The greatest circle that he squared was his undying optimism that a great Catholic university could and should be built. When he became president of Notre Dame in 1952, it was a place that had made its mark as a football power but showed little academic promise and scant financial backing.

But Father Ted had an audacious and contagious dream, one that he never seemed to doubt and one that transcended financial scarcity, fierce internal debate, and the skepticism of the secular academic establishment. That dream was that a great Catholic university could prosper in America, one that was fully a part of the American education establishment and fully faithful to Catholic traditions. Father Ted exemplified that dream, whether interacting with university presidents like Kingman Brewster Jr., Clark Kerr and Derek Bok or explaining to Pope Paul VI why the assets of Notre Dame, which had been owned by the church, should be transferred to a predominantly lay board of control — one that was independent of formal church control.

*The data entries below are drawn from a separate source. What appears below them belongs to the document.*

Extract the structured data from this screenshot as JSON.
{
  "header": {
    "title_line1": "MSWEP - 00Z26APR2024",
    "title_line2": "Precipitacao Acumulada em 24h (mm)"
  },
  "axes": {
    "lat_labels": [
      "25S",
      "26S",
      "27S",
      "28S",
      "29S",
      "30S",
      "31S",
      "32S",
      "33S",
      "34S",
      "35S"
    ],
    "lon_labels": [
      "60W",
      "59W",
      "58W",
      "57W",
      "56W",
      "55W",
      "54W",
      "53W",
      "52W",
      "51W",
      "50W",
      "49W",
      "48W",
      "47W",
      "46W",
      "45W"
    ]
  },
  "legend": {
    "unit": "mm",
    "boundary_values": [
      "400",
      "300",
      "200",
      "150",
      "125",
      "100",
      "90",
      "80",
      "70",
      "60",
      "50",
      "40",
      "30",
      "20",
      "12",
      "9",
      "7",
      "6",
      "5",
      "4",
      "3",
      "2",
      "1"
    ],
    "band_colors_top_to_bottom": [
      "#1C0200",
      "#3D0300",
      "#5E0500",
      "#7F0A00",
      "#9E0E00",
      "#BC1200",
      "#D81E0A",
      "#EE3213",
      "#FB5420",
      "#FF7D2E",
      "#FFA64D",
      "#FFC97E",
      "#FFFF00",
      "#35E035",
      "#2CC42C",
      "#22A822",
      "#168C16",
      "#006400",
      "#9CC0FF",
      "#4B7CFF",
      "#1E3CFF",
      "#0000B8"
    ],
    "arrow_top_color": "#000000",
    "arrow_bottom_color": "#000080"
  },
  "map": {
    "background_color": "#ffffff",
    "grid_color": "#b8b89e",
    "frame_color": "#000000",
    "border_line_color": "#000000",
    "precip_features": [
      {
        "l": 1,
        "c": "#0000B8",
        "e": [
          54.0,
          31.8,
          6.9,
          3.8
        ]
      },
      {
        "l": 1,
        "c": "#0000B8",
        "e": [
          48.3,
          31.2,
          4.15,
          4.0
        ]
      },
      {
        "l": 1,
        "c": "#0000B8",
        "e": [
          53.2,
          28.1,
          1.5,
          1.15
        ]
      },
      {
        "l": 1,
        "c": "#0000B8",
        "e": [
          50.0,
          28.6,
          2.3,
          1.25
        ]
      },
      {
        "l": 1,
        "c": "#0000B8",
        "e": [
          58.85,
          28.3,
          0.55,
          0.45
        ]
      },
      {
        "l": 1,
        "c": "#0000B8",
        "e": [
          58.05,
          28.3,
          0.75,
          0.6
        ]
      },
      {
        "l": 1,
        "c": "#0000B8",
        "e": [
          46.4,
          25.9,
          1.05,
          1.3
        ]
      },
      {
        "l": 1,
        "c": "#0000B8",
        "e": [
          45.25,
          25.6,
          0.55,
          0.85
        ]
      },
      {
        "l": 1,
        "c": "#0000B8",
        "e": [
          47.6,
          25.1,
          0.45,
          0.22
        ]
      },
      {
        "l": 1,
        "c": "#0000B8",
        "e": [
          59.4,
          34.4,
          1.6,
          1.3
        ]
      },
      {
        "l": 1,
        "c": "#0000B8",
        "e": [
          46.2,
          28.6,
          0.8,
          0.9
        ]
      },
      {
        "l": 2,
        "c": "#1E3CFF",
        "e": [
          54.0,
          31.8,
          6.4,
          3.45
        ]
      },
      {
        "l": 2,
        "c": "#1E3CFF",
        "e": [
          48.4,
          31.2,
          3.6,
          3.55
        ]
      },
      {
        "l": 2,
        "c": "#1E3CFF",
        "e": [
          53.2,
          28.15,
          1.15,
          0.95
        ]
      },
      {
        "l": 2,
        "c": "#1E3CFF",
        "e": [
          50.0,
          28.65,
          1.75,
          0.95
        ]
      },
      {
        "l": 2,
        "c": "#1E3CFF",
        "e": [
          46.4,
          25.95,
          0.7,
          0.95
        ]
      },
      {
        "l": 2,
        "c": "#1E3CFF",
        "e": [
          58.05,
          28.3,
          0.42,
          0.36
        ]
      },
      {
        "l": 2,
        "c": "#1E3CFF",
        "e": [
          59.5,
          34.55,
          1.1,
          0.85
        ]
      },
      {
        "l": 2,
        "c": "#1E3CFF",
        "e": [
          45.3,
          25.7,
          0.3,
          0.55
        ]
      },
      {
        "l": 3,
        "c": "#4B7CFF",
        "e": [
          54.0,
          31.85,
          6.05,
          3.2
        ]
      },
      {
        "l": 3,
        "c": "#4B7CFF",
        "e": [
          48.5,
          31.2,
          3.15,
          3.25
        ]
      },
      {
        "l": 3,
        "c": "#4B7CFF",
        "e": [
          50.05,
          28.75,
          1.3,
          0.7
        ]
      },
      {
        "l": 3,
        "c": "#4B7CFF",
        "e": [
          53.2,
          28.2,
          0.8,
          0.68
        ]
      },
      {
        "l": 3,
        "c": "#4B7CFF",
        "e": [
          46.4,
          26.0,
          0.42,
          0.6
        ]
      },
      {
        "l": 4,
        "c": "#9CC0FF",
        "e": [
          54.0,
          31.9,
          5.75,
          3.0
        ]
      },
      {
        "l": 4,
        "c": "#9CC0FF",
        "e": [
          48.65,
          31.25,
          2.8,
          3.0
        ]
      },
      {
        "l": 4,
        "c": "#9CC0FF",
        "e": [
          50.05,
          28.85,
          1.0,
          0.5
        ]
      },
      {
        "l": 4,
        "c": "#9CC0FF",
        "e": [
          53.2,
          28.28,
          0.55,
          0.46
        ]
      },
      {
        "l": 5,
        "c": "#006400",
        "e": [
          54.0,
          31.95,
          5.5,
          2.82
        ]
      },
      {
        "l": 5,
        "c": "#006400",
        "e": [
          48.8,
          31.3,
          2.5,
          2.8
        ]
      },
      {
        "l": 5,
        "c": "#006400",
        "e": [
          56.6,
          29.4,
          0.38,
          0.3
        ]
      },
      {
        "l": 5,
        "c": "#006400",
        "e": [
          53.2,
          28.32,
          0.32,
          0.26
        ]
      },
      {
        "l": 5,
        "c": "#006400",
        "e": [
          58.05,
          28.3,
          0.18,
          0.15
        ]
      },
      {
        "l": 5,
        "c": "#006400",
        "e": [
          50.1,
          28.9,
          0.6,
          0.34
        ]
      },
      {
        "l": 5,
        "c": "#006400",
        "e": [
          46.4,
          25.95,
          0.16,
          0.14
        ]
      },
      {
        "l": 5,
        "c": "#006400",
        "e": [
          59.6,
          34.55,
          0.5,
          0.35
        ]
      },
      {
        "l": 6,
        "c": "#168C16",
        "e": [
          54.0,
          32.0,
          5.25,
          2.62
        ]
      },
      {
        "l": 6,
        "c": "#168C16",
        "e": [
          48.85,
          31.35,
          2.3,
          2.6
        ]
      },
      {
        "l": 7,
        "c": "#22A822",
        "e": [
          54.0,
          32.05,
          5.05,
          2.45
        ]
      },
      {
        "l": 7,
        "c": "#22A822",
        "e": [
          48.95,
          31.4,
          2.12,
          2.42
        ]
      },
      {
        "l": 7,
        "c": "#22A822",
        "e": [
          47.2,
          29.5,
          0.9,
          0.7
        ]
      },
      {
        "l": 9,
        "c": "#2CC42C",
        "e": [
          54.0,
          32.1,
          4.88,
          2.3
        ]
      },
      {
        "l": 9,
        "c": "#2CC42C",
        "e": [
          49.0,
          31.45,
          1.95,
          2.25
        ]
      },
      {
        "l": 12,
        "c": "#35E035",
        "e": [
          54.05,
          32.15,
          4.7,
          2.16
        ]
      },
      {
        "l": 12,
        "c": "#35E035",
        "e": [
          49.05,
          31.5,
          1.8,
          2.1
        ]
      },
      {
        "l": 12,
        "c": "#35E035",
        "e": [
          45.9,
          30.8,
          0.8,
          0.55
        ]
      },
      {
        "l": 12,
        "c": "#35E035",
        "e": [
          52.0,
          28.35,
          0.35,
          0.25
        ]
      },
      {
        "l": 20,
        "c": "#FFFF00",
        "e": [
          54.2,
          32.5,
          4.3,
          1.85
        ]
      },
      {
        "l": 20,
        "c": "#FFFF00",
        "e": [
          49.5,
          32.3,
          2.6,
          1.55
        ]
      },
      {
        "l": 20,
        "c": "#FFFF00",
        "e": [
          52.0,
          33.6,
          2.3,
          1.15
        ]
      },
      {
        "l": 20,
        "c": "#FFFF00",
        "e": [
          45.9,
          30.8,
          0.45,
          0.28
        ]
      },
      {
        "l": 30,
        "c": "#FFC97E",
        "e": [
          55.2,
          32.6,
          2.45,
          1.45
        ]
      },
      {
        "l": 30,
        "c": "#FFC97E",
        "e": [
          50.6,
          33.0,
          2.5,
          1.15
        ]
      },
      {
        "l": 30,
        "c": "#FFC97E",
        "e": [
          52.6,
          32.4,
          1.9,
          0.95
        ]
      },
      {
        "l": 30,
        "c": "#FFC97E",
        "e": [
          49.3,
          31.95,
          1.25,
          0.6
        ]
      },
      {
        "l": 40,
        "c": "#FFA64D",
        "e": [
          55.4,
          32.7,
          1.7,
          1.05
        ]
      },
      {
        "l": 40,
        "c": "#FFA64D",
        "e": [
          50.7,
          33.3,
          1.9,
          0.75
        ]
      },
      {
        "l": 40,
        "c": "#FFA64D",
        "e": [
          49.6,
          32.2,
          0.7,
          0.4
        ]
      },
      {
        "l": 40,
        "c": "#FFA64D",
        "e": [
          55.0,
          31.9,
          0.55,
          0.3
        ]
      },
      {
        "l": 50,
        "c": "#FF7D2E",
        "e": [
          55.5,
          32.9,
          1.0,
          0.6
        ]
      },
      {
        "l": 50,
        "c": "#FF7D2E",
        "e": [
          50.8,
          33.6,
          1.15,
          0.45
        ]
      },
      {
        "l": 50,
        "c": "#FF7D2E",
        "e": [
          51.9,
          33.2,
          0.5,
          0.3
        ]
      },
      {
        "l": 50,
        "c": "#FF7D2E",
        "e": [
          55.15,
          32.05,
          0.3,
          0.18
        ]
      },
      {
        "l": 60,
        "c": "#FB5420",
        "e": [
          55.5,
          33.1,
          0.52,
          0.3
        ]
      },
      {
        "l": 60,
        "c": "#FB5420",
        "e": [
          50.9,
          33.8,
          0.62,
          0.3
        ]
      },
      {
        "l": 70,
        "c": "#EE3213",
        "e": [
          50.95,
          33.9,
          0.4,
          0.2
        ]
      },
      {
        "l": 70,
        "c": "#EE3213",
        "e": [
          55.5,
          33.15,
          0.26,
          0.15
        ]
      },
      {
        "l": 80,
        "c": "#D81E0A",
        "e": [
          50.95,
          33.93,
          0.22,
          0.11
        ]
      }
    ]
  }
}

Father Ted’s dream sprang from an idea that the laity of the church should be empowered. That had been the subject of his doctoral dissertation in theology, and he worked with might and mien to put the idea into practice. He dreamed of independent Catholic universities still graced by religious orders but able to unleash the energy, resources, and expertise of lay Catholics.

His dream was to give power to others, not retain it for himself. I trust that same spirit can mark some of my own leadership. I also hope that the institutional dreams that I cherish can be an enduring north star like they were for Father Ted. He seemed never demurred by setback, by momentary failure, by internal disagreement, by external criticism. He had a grand dream, which guided his life, kept him focused, and inspired many privileged to know him.

When Father Ted became president of Notre Dame, its endowment was $9 million. Today, it has grown thousandfold to some $9 billion. More importantly, these assets have been employed to build a university of enormous range and academic capacity — and one that is unmistakably Catholic. Catholics and non-Catholics alike are attracted to such a community, where religion is taken seriously and is studied and practiced intelligently.

Many Catholics, some at Notre Dame, are critical that Father Ted gave away too much to the modern, secular academic establishment. My own view is that his dream, exemplified at Notre Dame and at many other wonderful Catholic colleges and universities, has been enormously successful. In a world that seems more radically secular and more radically religious at the same time, his vision of Catholic higher education has never held more promise.

Higher education today needs dreamers, not plodders. May those of us privileged to lead colleges and universities lift our sights and renew a capacity to dream in the generous spirit of Father Ted.